I am looking for a solution to the following curve fitting problem.
Given a sample of data points $\{ (x_i, y_i)_{i=1}^n \}$:
$$\underset{f}{\arg\min} \sum_{i=1}^n (y_i - f(x_i))^2 + \lambda \int_{x_{(1)}}^{x_{(n)}} f''(x)^2 dx,$$
where $f(x)$ is constrained to be a polynomial of fixed degree $p\,$ ($\ge 2$), that is $ f(x) = c_0 + c_1 x^1 + ... + c_p x^p $. And $\lambda\,$ ($\ge 0$) is fixed as well.
By minimizing $f$ you basically minizime over $c_0$ to $c_p$, so you can replace the functional by $$ min_{c_1, ...c_p} \sum_{i=1}^n(y_i - \sum_{q=0}^pc_q x^q)^2 + \lambda \int_{x_1}^{x_n}2c_2 +6c_3x + 12c_4 x^2 + \dotsc + p(p-1)c_px^{p-2} dx $$ You want to minimize along all $c$, so you should get partial derivatives. The first sum is quite easy being qudratic in every $c_i$ while the integral is even linear in every $c_i$.

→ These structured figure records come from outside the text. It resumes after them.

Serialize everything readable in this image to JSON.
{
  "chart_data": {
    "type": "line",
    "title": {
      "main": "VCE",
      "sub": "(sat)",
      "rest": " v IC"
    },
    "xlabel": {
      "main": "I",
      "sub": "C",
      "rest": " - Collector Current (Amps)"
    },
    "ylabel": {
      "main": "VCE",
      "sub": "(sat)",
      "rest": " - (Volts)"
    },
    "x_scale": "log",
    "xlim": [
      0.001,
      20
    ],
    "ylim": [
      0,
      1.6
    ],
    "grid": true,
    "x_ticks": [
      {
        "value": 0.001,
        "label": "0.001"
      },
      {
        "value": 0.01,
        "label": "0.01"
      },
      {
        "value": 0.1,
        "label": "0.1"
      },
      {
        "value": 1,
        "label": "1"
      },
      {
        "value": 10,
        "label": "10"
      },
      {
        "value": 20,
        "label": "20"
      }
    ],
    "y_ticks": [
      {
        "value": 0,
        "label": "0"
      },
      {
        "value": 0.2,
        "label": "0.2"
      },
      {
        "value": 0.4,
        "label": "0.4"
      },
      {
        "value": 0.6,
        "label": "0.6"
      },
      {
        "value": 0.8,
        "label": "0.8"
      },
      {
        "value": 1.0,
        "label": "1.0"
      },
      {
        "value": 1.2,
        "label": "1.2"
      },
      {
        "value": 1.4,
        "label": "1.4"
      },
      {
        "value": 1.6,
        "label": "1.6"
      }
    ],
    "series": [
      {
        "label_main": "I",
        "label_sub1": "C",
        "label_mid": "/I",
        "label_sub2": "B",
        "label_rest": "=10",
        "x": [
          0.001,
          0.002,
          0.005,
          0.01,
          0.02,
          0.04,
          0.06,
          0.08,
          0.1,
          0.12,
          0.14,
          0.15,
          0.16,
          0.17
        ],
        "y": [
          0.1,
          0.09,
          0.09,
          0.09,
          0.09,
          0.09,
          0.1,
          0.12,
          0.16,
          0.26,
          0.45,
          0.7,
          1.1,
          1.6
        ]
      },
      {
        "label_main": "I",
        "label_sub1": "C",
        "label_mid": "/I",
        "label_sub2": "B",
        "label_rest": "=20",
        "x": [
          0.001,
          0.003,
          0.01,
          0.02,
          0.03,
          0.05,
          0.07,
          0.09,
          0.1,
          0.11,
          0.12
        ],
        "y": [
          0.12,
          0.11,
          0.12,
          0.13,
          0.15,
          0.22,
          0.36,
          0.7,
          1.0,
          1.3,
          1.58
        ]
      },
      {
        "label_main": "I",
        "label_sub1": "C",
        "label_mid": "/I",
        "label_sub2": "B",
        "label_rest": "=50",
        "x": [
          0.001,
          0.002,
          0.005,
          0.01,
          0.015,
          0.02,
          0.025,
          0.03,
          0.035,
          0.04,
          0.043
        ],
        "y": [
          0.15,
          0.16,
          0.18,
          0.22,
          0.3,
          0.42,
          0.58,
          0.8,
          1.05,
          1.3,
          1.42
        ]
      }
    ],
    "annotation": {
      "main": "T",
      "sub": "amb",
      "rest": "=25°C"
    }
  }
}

The second derivative could have negative values. So if it should be used as a "penalty", I think it should better be $$\min_f \sum_{i=1}^n (y_i-f(x_i))^2 +\lambda\int\left(f''(x)\right)^2dx $$ The function that is going to be minimized is an expression with the variables $c_0,\ldots,c_p$. You can differentiate with respect to those variables and try to achieve that all derivatives are $0$, which will yield a system of linear equations, which in turn can be solved e.g. with Gaussian elimination.